Toujours d’un point de vue mythologique, on peut dire que l’histoire fait allusion à un mythe bien connu. Le but du héros, qui est d’aller sauver sa femme des griffes de l’enfer et de la damnation éternelle que lui entraînerait son suicide, est, en effet, le même que celui d’Orphée qui décide d’aller chercher son Eurydice qui lui a été arraché trop tôt, par la morsure d’un serpent. « Il osa ce qu’aucun homme, jamais, n’avait osé pour son amour. Il entreprit le redoutable voyage dans le monde souterrain ********* ».

La reconstitution de ce mythe est pertinente. La fin fut par contre changée. Dans l’histoire d’Orphée et d’Eurydice, l’homme, qui doit attendre d’être sortit de la caverne avant de regarder son épouse, se retourne trop tôt et perd donc son Eurydice. Dans l’histoire de Chris et Annie, les deux époux passent près de se perdre, mais ils ne se perdront pas.

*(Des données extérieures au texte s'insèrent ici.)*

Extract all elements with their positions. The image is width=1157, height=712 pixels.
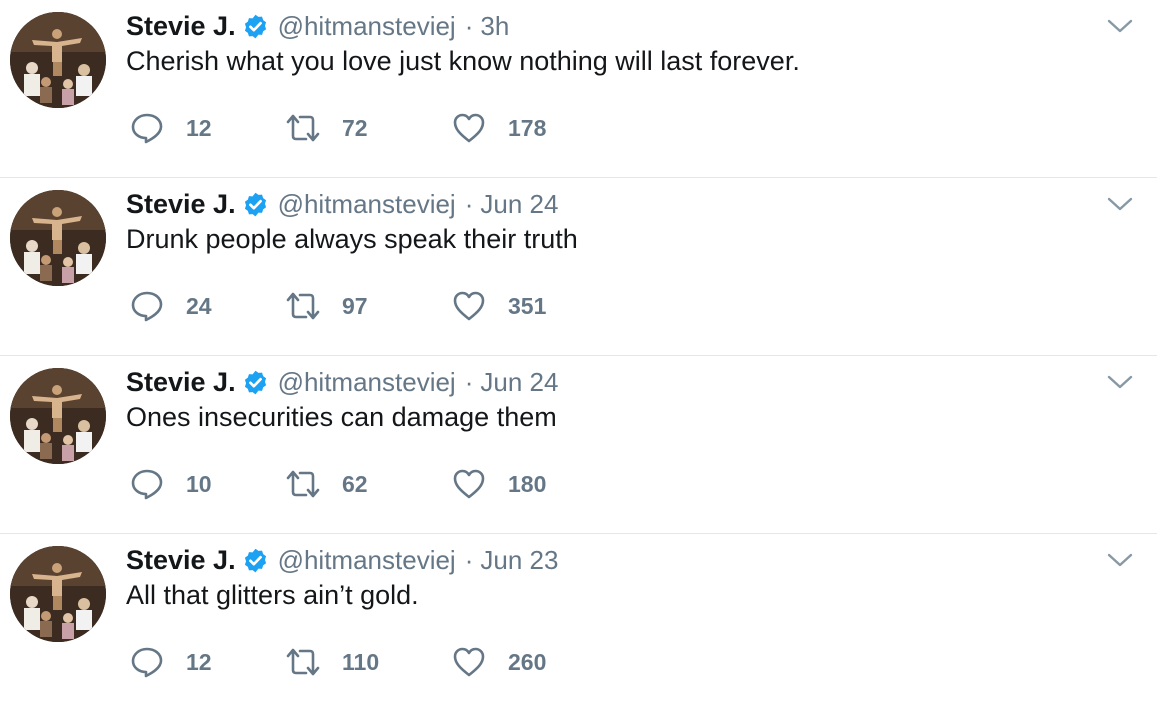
tweet[interactable]: Stevie J. @hitmansteviej · Jun 24 Ones i… [0,356,1157,534]
heart-outline-icon [452,112,486,144]
display-name[interactable]: Stevie J. [126,11,236,42]
avatar[interactable] [10,12,106,108]
tweet-feed: Stevie J. @hitmansteviej · 3h Cherish wh… [0,0,1157,696]
retweet-arrows-icon [284,111,322,145]
like-count: 260 [508,648,547,675]
verified-badge-icon [242,547,269,574]
retweet-count: 110 [342,648,380,675]
display-name[interactable]: Stevie J. [126,367,236,398]
retweet-arrows-icon [284,467,322,501]
retweet-arrows-icon [284,645,322,679]
retweet-arrows-icon [284,289,322,323]
verified-badge-icon [242,13,269,40]
tweet-text: Cherish what you love just know nothing … [126,46,800,76]
retweet-count: 97 [342,292,368,319]
reply-bubble-icon [130,111,164,145]
reply-bubble-icon [130,645,164,679]
retweet-count: 62 [342,470,368,497]
reply-count: 10 [186,470,212,497]
retweet-button[interactable]: 110 [284,642,379,682]
chevron-down-icon[interactable] [1107,552,1133,568]
chevron-down-icon[interactable] [1107,196,1133,212]
reply-bubble-icon [130,289,164,323]
timestamp[interactable]: Jun 24 [480,189,558,220]
tweet-header: Stevie J. @hitmansteviej · 3h [126,6,509,46]
timestamp[interactable]: Jun 23 [480,545,558,576]
verified-badge-icon [242,191,269,218]
reply-bubble-icon [130,467,164,501]
display-name[interactable]: Stevie J. [126,545,236,576]
tweet-text: All that glitters ain’t gold. [126,580,419,610]
reply-count: 12 [186,648,212,675]
separator-dot: · [464,10,474,41]
retweet-button[interactable]: 97 [284,286,368,326]
timestamp[interactable]: 3h [480,11,509,42]
reply-count: 12 [186,114,212,141]
avatar[interactable] [10,368,106,464]
like-count: 178 [508,114,547,141]
reply-button[interactable]: 12 [130,108,212,148]
heart-outline-icon [452,646,486,678]
like-button[interactable]: 351 [452,286,546,326]
avatar[interactable] [10,546,106,642]
chevron-down-icon[interactable] [1107,18,1133,34]
retweet-count: 72 [342,114,368,141]
tweet-header: Stevie J. @hitmansteviej · Jun 24 [126,184,558,224]
tweet[interactable]: Stevie J. @hitmansteviej · Jun 23 All th… [0,534,1157,712]
display-name[interactable]: Stevie J. [126,189,236,220]
separator-dot: · [464,544,474,575]
like-button[interactable]: 260 [452,642,546,682]
separator-dot: · [464,188,474,219]
like-button[interactable]: 180 [452,464,546,504]
tweet-text: Drunk people always speak their truth [126,224,578,254]
heart-outline-icon [452,468,486,500]
like-count: 351 [508,292,547,319]
retweet-button[interactable]: 72 [284,108,368,148]
handle[interactable]: @hitmansteviej [278,367,456,398]
tweet-text: Ones insecurities can damage them [126,402,557,432]
verified-badge-icon [242,369,269,396]
handle[interactable]: @hitmansteviej [278,189,456,220]
like-count: 180 [508,470,547,497]
chevron-down-icon[interactable] [1107,374,1133,390]
heart-outline-icon [452,290,486,322]
timestamp[interactable]: Jun 24 [480,367,558,398]
handle[interactable]: @hitmansteviej [278,11,456,42]
avatar[interactable] [10,190,106,286]
reply-button[interactable]: 10 [130,464,212,504]
tweet[interactable]: Stevie J. @hitmansteviej · Jun 24 Drunk … [0,178,1157,356]
reply-button[interactable]: 12 [130,642,212,682]
tweet[interactable]: Stevie J. @hitmansteviej · 3h Cherish wh… [0,0,1157,178]
retweet-button[interactable]: 62 [284,464,368,504]
separator-dot: · [464,366,474,397]
like-button[interactable]: 178 [452,108,546,148]
tweet-header: Stevie J. @hitmansteviej · Jun 23 [126,540,558,580]
handle[interactable]: @hitmansteviej [278,545,456,576]
reply-button[interactable]: 24 [130,286,212,326]
tweet-header: Stevie J. @hitmansteviej · Jun 24 [126,362,558,402]
reply-count: 24 [186,292,212,319]
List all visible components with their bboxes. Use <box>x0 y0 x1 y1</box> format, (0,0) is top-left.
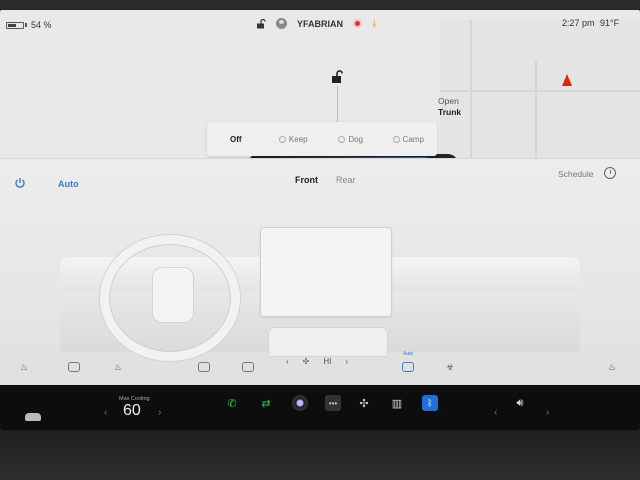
battery-indicator: 54 % <box>6 20 52 30</box>
climate-mode-selector: Off Keep Dog Camp <box>207 122 437 156</box>
defrost-front-icon <box>198 362 210 372</box>
more-apps-icon[interactable]: ••• <box>325 395 341 411</box>
camera-icon[interactable] <box>292 395 308 411</box>
tab-rear[interactable]: Rear <box>336 175 356 185</box>
open-trunk-button[interactable]: Open Trunk <box>438 96 461 118</box>
airflow-button[interactable] <box>402 357 414 377</box>
seat-heater-right-button[interactable]: ♨ <box>608 357 616 377</box>
touchscreen: 54 % YFABRIAN ⤓ 2:27 pm 91°F Open Trunk … <box>0 10 640 430</box>
map-road <box>535 60 537 165</box>
seat-heater-left-button[interactable]: ♨ <box>20 357 28 377</box>
fan-icon: ✣ <box>302 357 310 366</box>
unlock-icon[interactable] <box>256 18 266 29</box>
battery-tip <box>25 23 27 27</box>
seat-heater-icon: ♨ <box>608 361 617 372</box>
center-display-render <box>260 227 392 317</box>
map-view[interactable] <box>440 20 640 165</box>
fan-speed-control: ‹ ✣ HI › <box>286 357 348 366</box>
status-center: YFABRIAN ⤓ <box>256 18 376 29</box>
mode-off[interactable]: Off <box>207 135 265 144</box>
bioweapon-mode-button[interactable]: ☣ <box>446 357 454 377</box>
temp-increase-button[interactable]: › <box>158 407 161 418</box>
map-road <box>440 90 640 92</box>
power-icon[interactable] <box>14 177 26 189</box>
toybox-icon[interactable]: ▥ <box>389 395 405 411</box>
tent-icon <box>392 135 400 143</box>
fan-speed-value: HI <box>323 357 332 366</box>
clock-time: 2:27 pm <box>562 18 595 28</box>
center-console-render <box>268 327 388 357</box>
volume-icon[interactable]: 🔊︎ <box>512 395 528 411</box>
fan-icon[interactable]: ✣ <box>356 395 372 411</box>
mode-camp-label: Camp <box>402 134 424 144</box>
software-download-icon[interactable]: ⤓ <box>372 18 376 29</box>
battery-icon <box>6 21 24 29</box>
bluetooth-icon[interactable]: ᛒ <box>422 395 438 411</box>
rear-defrost-button[interactable] <box>68 357 80 377</box>
auto-climate-button[interactable]: Auto <box>58 179 79 189</box>
mode-off-label: Off <box>229 134 242 144</box>
seat-heater-icon: ♨ <box>20 361 29 372</box>
clock-icon[interactable] <box>604 167 616 179</box>
steering-heat-button[interactable]: ♨ <box>114 357 122 377</box>
defrost-rear-icon <box>68 362 80 372</box>
bottom-bezel <box>0 430 640 480</box>
shuffle-icon[interactable]: ⇄ <box>258 395 274 411</box>
cabin-temp-value[interactable]: 60 <box>123 402 141 420</box>
fan-icon <box>278 135 286 143</box>
rear-defog-button[interactable] <box>242 357 254 377</box>
bottom-dock: ‹ Max Cooling 60 › ✆ ⇄ ••• ✣ ▥ ᛒ ‹ 🔊︎ › <box>0 385 640 430</box>
tab-front[interactable]: Front <box>295 175 318 185</box>
dashboard-render <box>60 227 580 362</box>
mode-dog[interactable]: Dog <box>322 135 380 144</box>
vehicle-unlock-icon[interactable] <box>330 70 344 84</box>
climate-panel: Auto Front Rear Schedule ♨ ♨ ‹ ✣ HI › Au… <box>0 158 640 398</box>
navigation-arrow-icon <box>562 74 572 86</box>
fan-decrease-button[interactable]: ‹ <box>286 357 289 366</box>
user-avatar-icon[interactable] <box>276 18 287 29</box>
airflow-icon <box>402 362 414 372</box>
defog-icon <box>242 362 254 372</box>
fan-increase-button[interactable]: › <box>345 357 348 366</box>
car-icon[interactable] <box>25 413 41 421</box>
steering-wheel-hub <box>152 267 194 323</box>
volume-increase-button[interactable]: › <box>546 407 549 418</box>
mode-keep[interactable]: Keep <box>265 135 323 144</box>
battery-fill <box>8 23 16 27</box>
mode-camp[interactable]: Camp <box>380 135 438 144</box>
biohazard-icon: ☣ <box>446 361 455 372</box>
trunk-label-open: Open <box>438 96 459 106</box>
battery-percent: 54 % <box>31 20 52 30</box>
front-defrost-button[interactable] <box>198 357 210 377</box>
status-bar: 54 % YFABRIAN ⤓ 2:27 pm 91°F <box>0 10 640 38</box>
temp-decrease-button[interactable]: ‹ <box>104 407 107 418</box>
dog-icon <box>338 135 346 143</box>
mode-keep-label: Keep <box>288 134 308 144</box>
steering-heat-icon: ♨ <box>114 361 123 372</box>
mode-dog-label: Dog <box>348 134 364 144</box>
map-road <box>470 20 472 165</box>
trunk-label-trunk: Trunk <box>438 107 462 117</box>
dashcam-record-icon[interactable] <box>353 19 363 28</box>
volume-decrease-button[interactable]: ‹ <box>494 407 497 418</box>
schedule-button[interactable]: Schedule <box>558 169 593 179</box>
outside-temperature: 91°F <box>600 18 620 28</box>
lock-callout-line <box>337 86 338 122</box>
phone-icon[interactable]: ✆ <box>224 395 240 411</box>
driver-profile-name[interactable]: YFABRIAN <box>297 19 343 29</box>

Un autre élément de culture et de civilisation présent, et fort important, dans l’œuvre cinématographique est l’enfer. Chris et son guide s’y retrouvent après être tombés du pont de visage. La représentation qu’on en fait est celle d’un enfer personnel à chacun. Dans le film, Annie est enfermée dans sa propre maison en ruine, sans électricité ou eau courante, où courent des tarentules dont elle a visiblement peur. « Les suicidés sont extrêmement tourmentés, fortement enclins à se punir eux-mêmes ********** ». Cette illustration de l’enfer est pertinente vue le traitement qu’on a fait du paradis, tout aussi personnel que l’enfer. Par contre, elle diffère beaucoup de l’enfer où règne Satan et où des diables en tenues rouges nous torturent avec des lances ardentes, illustration qu’on en fait habituellement et qui commence à être cliché.

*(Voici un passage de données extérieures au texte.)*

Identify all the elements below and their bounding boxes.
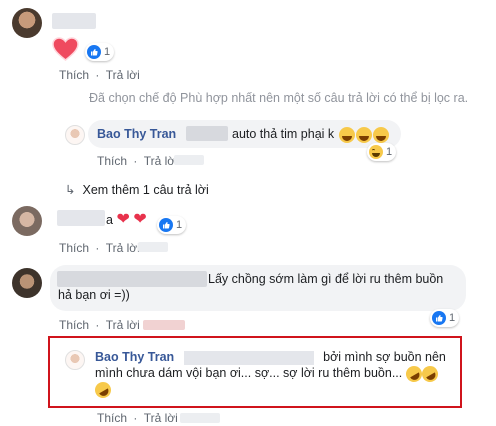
blurred-name <box>57 210 105 226</box>
avatar[interactable] <box>12 268 42 298</box>
blurred-timestamp <box>143 320 185 330</box>
comment-text: auto thả tim phại k <box>232 126 389 143</box>
like-count: 1 <box>176 219 183 231</box>
like-link[interactable]: Thích <box>59 318 89 332</box>
filtered-notice: Đã chọn chế độ Phù hợp nhất nên một số c… <box>89 91 469 105</box>
reaction-count: 1 <box>386 146 393 158</box>
like-count: 1 <box>449 312 456 324</box>
like-link[interactable]: Thích <box>97 411 127 425</box>
reply-arrow-icon: ↳ <box>65 183 76 197</box>
author-name[interactable]: Bao Thy Tran <box>95 350 174 364</box>
comment-content: a ❤ ❤ <box>106 212 147 228</box>
like-count-badge[interactable]: 1 <box>85 43 115 61</box>
see-more-replies-link[interactable]: ↳ Xem thêm 1 câu trả lời <box>65 182 209 197</box>
laughing-emoji-icon <box>355 126 372 143</box>
heart-icon: ❤ <box>133 211 147 228</box>
avatar[interactable] <box>12 8 42 38</box>
avatar[interactable] <box>12 206 42 236</box>
comment-body: Lấy chồng sớm làm gì để lời ru thêm buồn… <box>58 272 444 302</box>
reply-link[interactable]: Trả lời <box>144 154 178 168</box>
laughing-emoji-icon <box>369 145 383 159</box>
author-name[interactable]: Bao Thy Tran <box>97 127 176 141</box>
reply-link[interactable]: Trả lời <box>144 411 178 425</box>
like-link[interactable]: Thích <box>59 68 89 82</box>
separator-dot: · <box>133 154 138 168</box>
separator-dot: · <box>95 241 100 255</box>
blurred-timestamp <box>174 155 204 165</box>
like-count-badge[interactable]: 1 <box>157 216 187 234</box>
like-count-badge[interactable]: 1 <box>430 309 460 327</box>
laughing-emoji-icon <box>338 126 355 143</box>
comment-actions: Thích · Trả lời <box>97 411 178 425</box>
blurred-tag <box>183 350 314 365</box>
reply-link[interactable]: Trả lời <box>106 241 140 255</box>
separator-dot: · <box>133 411 138 425</box>
like-link[interactable]: Thích <box>97 154 127 168</box>
comment-actions: Thích · Trả lời <box>59 68 140 82</box>
comment-text: a <box>106 213 113 227</box>
comment-actions: Thích · Trả lời <box>59 241 140 255</box>
separator-dot: · <box>95 68 100 82</box>
thumbs-up-icon <box>159 218 173 232</box>
blurred-timestamp <box>180 413 220 423</box>
reply-link[interactable]: Trả lời <box>106 68 140 82</box>
avatar[interactable] <box>65 125 85 145</box>
reply-link[interactable]: Trả lời <box>106 318 140 332</box>
heart-reaction-icon <box>52 37 79 61</box>
blurred-tag <box>186 126 228 141</box>
avatar[interactable] <box>65 350 85 370</box>
rofl-emoji-icon <box>418 362 441 385</box>
blurred-name <box>52 13 96 29</box>
thumbs-up-icon <box>432 311 446 325</box>
comment-content: Bao Thy Tran bởi mình sợ buồn nên mình c… <box>92 349 450 402</box>
see-more-label: Xem thêm 1 câu trả lời <box>82 183 209 197</box>
comment-actions: Thích · Trả lời <box>59 318 140 332</box>
laughing-emoji-icon <box>372 126 389 143</box>
heart-icon: ❤ <box>116 211 130 228</box>
like-link[interactable]: Thích <box>59 241 89 255</box>
comment-content: Bao Thy Tran <box>97 126 176 142</box>
separator-dot: · <box>95 318 100 332</box>
rofl-emoji-icon <box>92 379 114 402</box>
thumbs-up-icon <box>87 45 101 59</box>
like-count: 1 <box>104 46 111 58</box>
comment-actions: Thích · Trả lời <box>97 154 178 168</box>
blurred-timestamp <box>138 242 168 252</box>
comment-body: auto thả tim phại k <box>232 127 335 141</box>
reaction-count-badge[interactable]: 1 <box>367 143 397 161</box>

En conclusion, le film Au-delà de nos rêves, du réalisateur Vincent Ward, est bourré d’éléments de culture et de civilisation dont la majorité se rattachent au thème principal du film, l’après-vie. Ces éléments sont tirés, entre autre, de la mythologie de l’Antiquité, du christianisme et des mythes modernes. Ce travail se terminera donc sur ces mots, tirés de ce même film : « Là où nous allons tous, ça ne peut pas être mal. »

* Pascal Lapointe, « La vie et la mort », La Presse, 10 juillet 1995.
** Vincent Ward, Au-delà de nos rêves, États-Unis, 1998.
*** Jean, « Évangile selon Saint-Jean », Bonnes Nouvelles Aujourd’hui, Montréal, Société Biblique Canadienne, 1986 Jn 6, 16-19, p. 230.
**** Vincent Ward, Au-delà de nos rêves, États-Unis, 1998.
***** Édith Hamilton, La mythologie, Alleur (Belgique), Marabout, 1978, p. 45.
****** Colette Barbé, Mille ans de conte : Mythologie, Paris, France Loisirs, 1996, p. 339
******* Édith Hamilton, La mythologie, Alleur (Belgique), Marabout, 1978, p. 45.
******** Colette Barbé, Mille ans de conte : Mythologie, Paris, France Loisirs, 1996, p. 340.
********* Édith Hamilton, La mythologie, Alleur (Belgique), Marabout, 1978, p. 133.
********** Vincent Ward, Au-delà de nos rêves, États-Unis, 1998.